Disruption in NL3 hosting location
Incident Report for TOPdesk SaaS Status page
Postmortem

On June 30th at 11:22 (AM) CEST the first customer reported performance issues while working in their TOPdesk environment. An hour later, several customers had reported performance issues and the issue was escalated to investigate a common root cause.

The TOPdesk SaaS hosting team identified hardware issues as a possible cause, and contacted the hosting provider to verify this theory. At 13:05 (01:05 PM) the hosting provider confirmed there were issues with the router for the NL3 hosting location that caused performance issues.

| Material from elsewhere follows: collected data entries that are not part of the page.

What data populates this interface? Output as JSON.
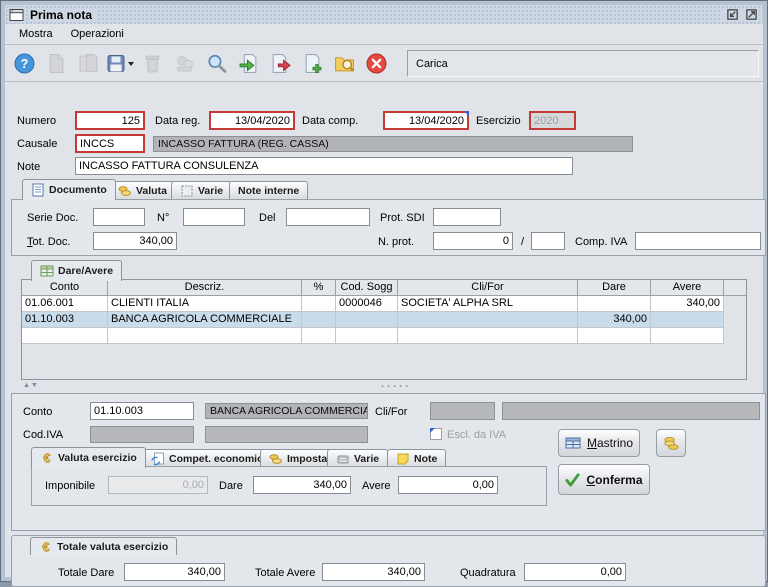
{
  "window": {
    "title": "Prima nota",
    "menu_items": [
      "Mostra",
      "Operazioni"
    ],
    "status_text": "Carica"
  },
  "toolbar_icons": [
    {
      "name": "help-icon",
      "disabled": false
    },
    {
      "name": "edit-icon",
      "disabled": true
    },
    {
      "name": "copy-icon",
      "disabled": true
    },
    {
      "name": "save-icon",
      "disabled": false
    },
    {
      "name": "delete-icon",
      "disabled": true
    },
    {
      "name": "stamp-icon",
      "disabled": true
    },
    {
      "name": "search-icon",
      "disabled": false
    },
    {
      "name": "go-icon",
      "disabled": false
    },
    {
      "name": "export-icon",
      "disabled": false
    },
    {
      "name": "new-document-icon",
      "disabled": false
    },
    {
      "name": "browse-icon",
      "disabled": false
    },
    {
      "name": "close-icon",
      "disabled": false
    }
  ],
  "header_fields": {
    "numero": {
      "label": "Numero",
      "value": "125"
    },
    "data_reg": {
      "label": "Data reg.",
      "value": "13/04/2020"
    },
    "data_comp": {
      "label": "Data comp.",
      "value": "13/04/2020"
    },
    "esercizio": {
      "label": "Esercizio",
      "value": "2020",
      "disabled": true
    },
    "causale": {
      "label": "Causale",
      "value": "INCCS",
      "description": "INCASSO FATTURA (REG. CASSA)"
    },
    "note": {
      "label": "Note",
      "value": "INCASSO FATTURA CONSULENZA"
    }
  },
  "doc_tabs": [
    {
      "label": "Documento",
      "icon": "document-icon",
      "active": true
    },
    {
      "label": "Valuta",
      "icon": "coins-icon",
      "active": false
    },
    {
      "label": "Varie",
      "icon": "clipboard-icon",
      "active": false
    },
    {
      "label": "Note interne",
      "icon": null,
      "active": false
    }
  ],
  "documento": {
    "serie_doc": {
      "label": "Serie Doc.",
      "value": ""
    },
    "numero_doc": {
      "label": "N°",
      "value": ""
    },
    "del": {
      "label": "Del",
      "value": ""
    },
    "prot_sdi": {
      "label": "Prot. SDI",
      "value": ""
    },
    "tot_doc": {
      "label": "Tot. Doc.",
      "value": "340,00"
    },
    "n_prot": {
      "label": "N. prot.",
      "value": "0",
      "separator": "/",
      "value2": ""
    },
    "comp_iva": {
      "label": "Comp. IVA",
      "value": ""
    }
  },
  "grid": {
    "tab_label": "Dare/Avere",
    "columns": [
      "Conto",
      "Descriz.",
      "%",
      "Cod. Sogg",
      "Cli/For",
      "Dare",
      "Avere"
    ],
    "rows": [
      {
        "conto": "01.06.001",
        "descriz": "CLIENTI ITALIA",
        "percent": "",
        "cod_sogg": "0000046",
        "cli_for": "SOCIETA' ALPHA SRL",
        "dare": "",
        "avere": "340,00"
      },
      {
        "conto": "01.10.003",
        "descriz": "BANCA AGRICOLA COMMERCIALE",
        "percent": "",
        "cod_sogg": "",
        "cli_for": "",
        "dare": "340,00",
        "avere": ""
      }
    ],
    "selected_row_index": 1
  },
  "detail": {
    "conto": {
      "label": "Conto",
      "value": "01.10.003",
      "description": "BANCA AGRICOLA COMMERCIALE"
    },
    "cli_for": {
      "label": "Cli/For",
      "value": "",
      "description": ""
    },
    "cod_iva": {
      "label": "Cod.IVA",
      "value": "",
      "description": ""
    },
    "escl_iva": {
      "label": "Escl. da IVA",
      "checked": false,
      "disabled": true
    },
    "mastrino_button": "Mastrino",
    "coins_button": "valuta",
    "conferma_button": "Conferma",
    "tabs": [
      {
        "label": "Valuta esercizio",
        "icon": "euro-icon",
        "active": true
      },
      {
        "label": "Compet. economica",
        "icon": "document-refresh-icon",
        "active": false
      },
      {
        "label": "Imposta",
        "icon": "coins-icon",
        "active": false
      },
      {
        "label": "Varie",
        "icon": "calculator-icon",
        "active": false
      },
      {
        "label": "Note",
        "icon": "note-icon",
        "active": false
      }
    ],
    "valuta_esercizio": {
      "imponibile": {
        "label": "Imponibile",
        "value": "0,00",
        "disabled": true
      },
      "dare": {
        "label": "Dare",
        "value": "340,00"
      },
      "avere": {
        "label": "Avere",
        "value": "0,00"
      }
    }
  },
  "totals": {
    "tab_label": "Totale valuta esercizio",
    "totale_dare": {
      "label": "Totale Dare",
      "value": "340,00"
    },
    "totale_avere": {
      "label": "Totale Avere",
      "value": "340,00"
    },
    "quadratura": {
      "label": "Quadratura",
      "value": "0,00"
    }
  },
  "colors": {
    "required_border": "#c43a34",
    "readonly_bg": "#b2b3b6",
    "selected_row_bg": "#c9dcec",
    "titlebar_bg": "#ced8e4",
    "panel_bg": "#e0e3e7"
  }
}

The problem was communicated to customers via our Status page and My TOPdesk. As there were previous indications the router was nearing it’s maximum capacity, a replacement router had already been ordered and was ready to be taken into production. Together with engineers at the hosting provider, emergency maintenance was scheduled to replace the router.

The router still had to be configured, so we decided to schedule the maintenance at the end of the next day, to allow the hosting provider to properly test the new configuration. Several measures were taken to reduce the load on the router in the meantime. We chose a maintenance time with minimal customer impact where engineers from both teams were available to troubleshoot any issues.

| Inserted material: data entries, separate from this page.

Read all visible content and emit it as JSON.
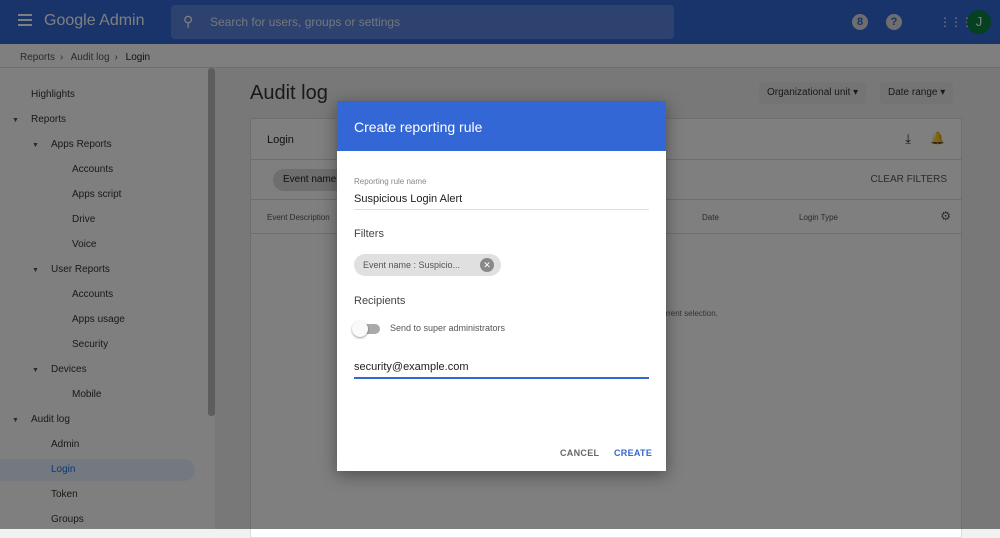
{
  "header": {
    "app_name": "Google Admin",
    "search_placeholder": "Search for users, groups or settings",
    "avatar_initial": "J",
    "hourglass": "8",
    "help": "?"
  },
  "breadcrumb": [
    "Reports",
    "Audit log",
    "Login"
  ],
  "sidebar": {
    "items": [
      {
        "label": "Highlights",
        "level": 0
      },
      {
        "label": "Reports",
        "level": 0,
        "expanded": true
      },
      {
        "label": "Apps Reports",
        "level": 1,
        "expanded": true
      },
      {
        "label": "Accounts",
        "level": 2
      },
      {
        "label": "Apps script",
        "level": 2
      },
      {
        "label": "Drive",
        "level": 2
      },
      {
        "label": "Voice",
        "level": 2
      },
      {
        "label": "User Reports",
        "level": 1,
        "expanded": true
      },
      {
        "label": "Accounts",
        "level": 2
      },
      {
        "label": "Apps usage",
        "level": 2
      },
      {
        "label": "Security",
        "level": 2
      },
      {
        "label": "Devices",
        "level": 1,
        "expanded": true
      },
      {
        "label": "Mobile",
        "level": 2
      },
      {
        "label": "Audit log",
        "level": 0,
        "expanded": true
      },
      {
        "label": "Admin",
        "level": 1
      },
      {
        "label": "Login",
        "level": 1,
        "selected": true
      },
      {
        "label": "Token",
        "level": 1
      },
      {
        "label": "Groups",
        "level": 1
      }
    ]
  },
  "main": {
    "title": "Audit log",
    "org_unit": "Organizational unit",
    "date_range": "Date range",
    "card_title": "Login",
    "chip": "Event name:",
    "clear_filters": "CLEAR FILTERS",
    "columns": [
      "Event Description",
      "Date",
      "Login Type"
    ],
    "empty_text": "urrent selection."
  },
  "dialog": {
    "title": "Create reporting rule",
    "name_label": "Reporting rule name",
    "name_value": "Suspicious Login Alert",
    "filters_label": "Filters",
    "filter_chip": "Event name : Suspicio...",
    "recipients_label": "Recipients",
    "toggle_label": "Send to super administrators",
    "toggle_on": false,
    "email_value": "security@example.com",
    "cancel": "CANCEL",
    "create": "CREATE"
  },
  "colors": {
    "accent": "#3367d6"
  }
}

The router was replaced at 22:00 (10:00PM) on Wednesday July 1st. Engineers were available during a late shift on Wednesday, and an early shift on Thursday to remediate any remaining issues, but no further issues were found or reported. During the router replacement customers may have experienced connection issues for a few seconds.

Root cause

The performance issues in the NL3 datacenter were caused by a router that was at its maximum capacity. Replacing the router was already scheduled, but had to be carried out sooner. The replacement router was already ordered, but still had to be configured and taken into production.

Action points

The replacement router will not have any similar capacity issues in the forseeable future. We’ve scheduled the creation of another hosting location in Europe to further reduce the load on the NL3 hosting location infrastructure.

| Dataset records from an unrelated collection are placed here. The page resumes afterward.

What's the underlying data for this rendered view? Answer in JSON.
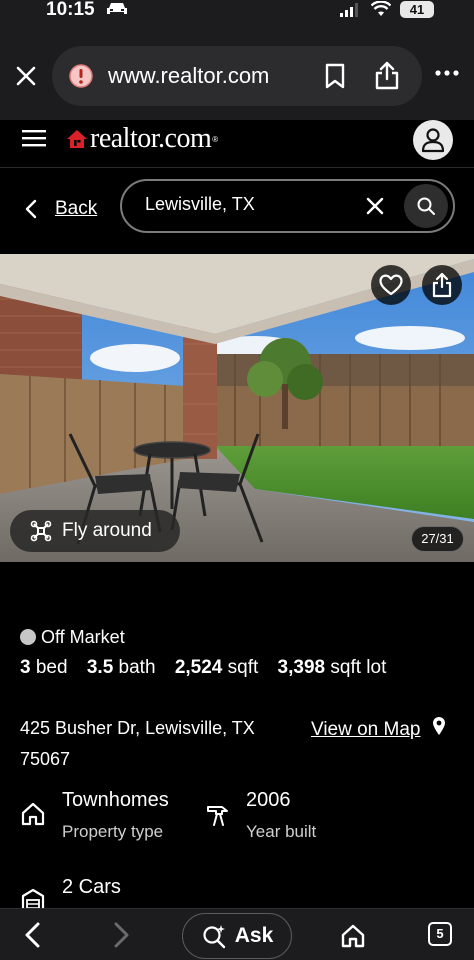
{
  "status_bar": {
    "time": "10:15",
    "battery": "41"
  },
  "browser": {
    "url": "www.realtor.com"
  },
  "site": {
    "brand": "realtor.com",
    "brand_mark": "®"
  },
  "search": {
    "back_label": "Back",
    "value": "Lewisville, TX"
  },
  "photo": {
    "fly_around_label": "Fly around",
    "counter": "27/31"
  },
  "listing": {
    "status": "Off Market",
    "beds": "3",
    "beds_unit": "bed",
    "baths": "3.5",
    "baths_unit": "bath",
    "sqft": "2,524",
    "sqft_unit": "sqft",
    "lot": "3,398",
    "lot_unit": "sqft lot",
    "address_line1": "425 Busher Dr, Lewisville, TX",
    "address_line2": "75067",
    "map_link": "View on Map",
    "features": [
      {
        "value": "Townhomes",
        "label": "Property type",
        "icon": "house-icon"
      },
      {
        "value": "2006",
        "label": "Year built",
        "icon": "hammer-icon"
      },
      {
        "value": "2 Cars",
        "label": "",
        "icon": "garage-icon"
      }
    ]
  },
  "toolbar": {
    "ask_label": "Ask",
    "tab_count": "5"
  }
}
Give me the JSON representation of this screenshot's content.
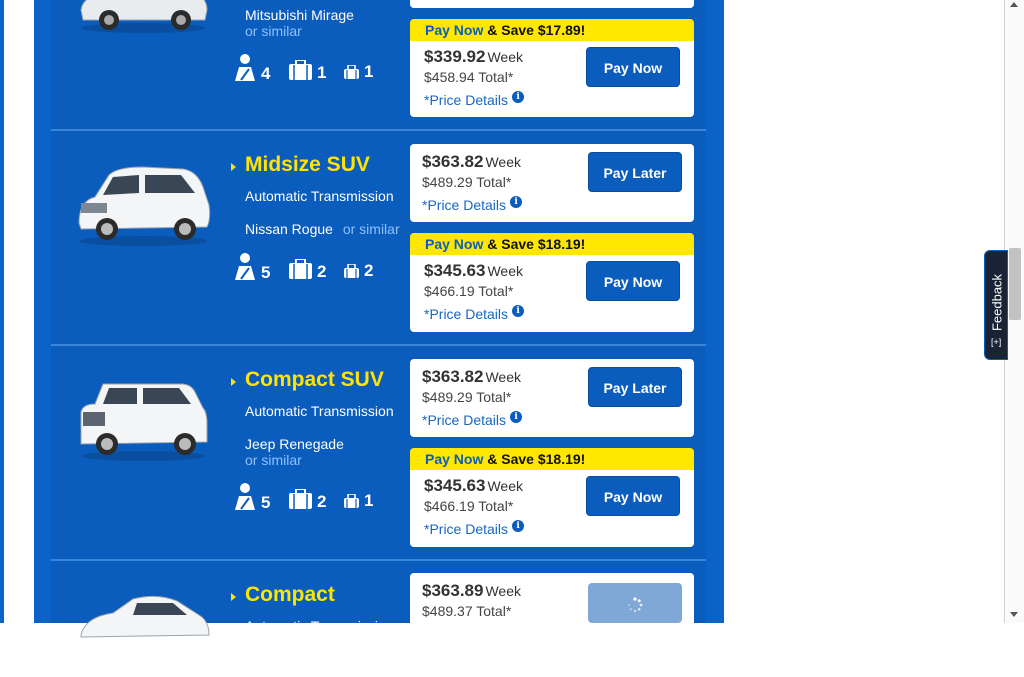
{
  "colors": {
    "brand_blue": "#0a5dbc",
    "title_yellow": "#ffe400",
    "save_yellow": "#ffe700"
  },
  "rows": [
    {
      "model": "Mitsubishi Mirage",
      "similar": "or similar",
      "passengers": "4",
      "large_bags": "1",
      "small_bags": "1",
      "pay_now": {
        "pay_now_label": "Pay Now",
        "save_label": "& Save $17.89!",
        "weekly": "$339.92",
        "week_label": "Week",
        "total": "$458.94 Total*",
        "details": "*Price Details",
        "info": "i",
        "button": "Pay Now"
      }
    },
    {
      "title": "Midsize SUV",
      "transmission": "Automatic Transmission",
      "model": "Nissan Rogue",
      "similar": "or similar",
      "passengers": "5",
      "large_bags": "2",
      "small_bags": "2",
      "pay_later": {
        "weekly": "$363.82",
        "week_label": "Week",
        "total": "$489.29 Total*",
        "details": "*Price Details",
        "info": "i",
        "button": "Pay Later"
      },
      "pay_now": {
        "pay_now_label": "Pay Now",
        "save_label": "& Save $18.19!",
        "weekly": "$345.63",
        "week_label": "Week",
        "total": "$466.19 Total*",
        "details": "*Price Details",
        "info": "i",
        "button": "Pay Now"
      }
    },
    {
      "title": "Compact SUV",
      "transmission": "Automatic Transmission",
      "model": "Jeep Renegade",
      "similar": "or similar",
      "passengers": "5",
      "large_bags": "2",
      "small_bags": "1",
      "pay_later": {
        "weekly": "$363.82",
        "week_label": "Week",
        "total": "$489.29 Total*",
        "details": "*Price Details",
        "info": "i",
        "button": "Pay Later"
      },
      "pay_now": {
        "pay_now_label": "Pay Now",
        "save_label": "& Save $18.19!",
        "weekly": "$345.63",
        "week_label": "Week",
        "total": "$466.19 Total*",
        "details": "*Price Details",
        "info": "i",
        "button": "Pay Now"
      }
    },
    {
      "title": "Compact",
      "transmission": "Automatic Transmission",
      "pay_later": {
        "weekly": "$363.89",
        "week_label": "Week",
        "total": "$489.37 Total*"
      }
    }
  ],
  "feedback": {
    "label": "Feedback",
    "symbol": "[+]"
  },
  "icons": [
    "passenger-icon",
    "large-bag-icon",
    "small-bag-icon",
    "info-icon",
    "loading-spinner-icon",
    "caret-right-icon"
  ]
}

Several possible improvements were identified in the way our internal investigation incident was initially created and communicated. We’re scheduling a refresher training for all teams that might create and publish a major incidents in the future.

Posted Jul 08, 2020 - 14:44 CEST

Resolved
There were no reports of performance issues during the busiest hours on Wednesday. The replacement router is ready and will be installed at 22:00 (10:00PM) CEST today.
Posted Jul 01, 2020 - 15:18 CEST
Update
We've identified the problem and started remediating actions.

Emergency maintenance will be scheduled to resolve the root cause Wednesday evening. We do not expect the issue to reoccur before that time, and we'll continue to monitor the situation.
Posted Jun 30, 2020 - 16:22 CEST
Monitoring
The performance issues in the NL3 datacenter are caused by a router that is at its maximum capacity. Replacing the router was already scheduled, but will now be carried out sooner.

The replacement router was already ordered but still has to be configured. This is currently being executed, and we expect the router to be configured and tested tomorrow.
 
Wednesdays are typically less busy than Tuesdays, and our hosting team will do what they can to further reduce the load on the current router until it has been replaced. The load on the router has already reduced, and we do not expect today's slowness to reoccur tomorrow. Please contact TOPdesk Support if you still notice performance issues.

The router load will be monitored while we prepare to replace the router as soon as possible. Our current plan is to replace the router Wednesday evening. The exact time will be announced in a separate post on our status page.
Posted Jun 30, 2020 - 16:10 CEST
Update
The network issues are still ongoing.

We are still investigating this with our supplier.
Posted Jun 30, 2020 - 15:05 CEST
Update
We are continuing to investigate this issue.
Posted Jun 30, 2020 - 14:22 CEST
Investigating
Customers are experiencing slowness in their TOPdesk SaaS environment.

To inform TOPdesk you are affected by this issue, please visit https://my.topdesk.com/tas/public/ssp/ . Please refer to incident 20 06 8592.
Posted Jun 30, 2020 - 14:22 CEST
This incident affected: NL3 SaaS hosting location.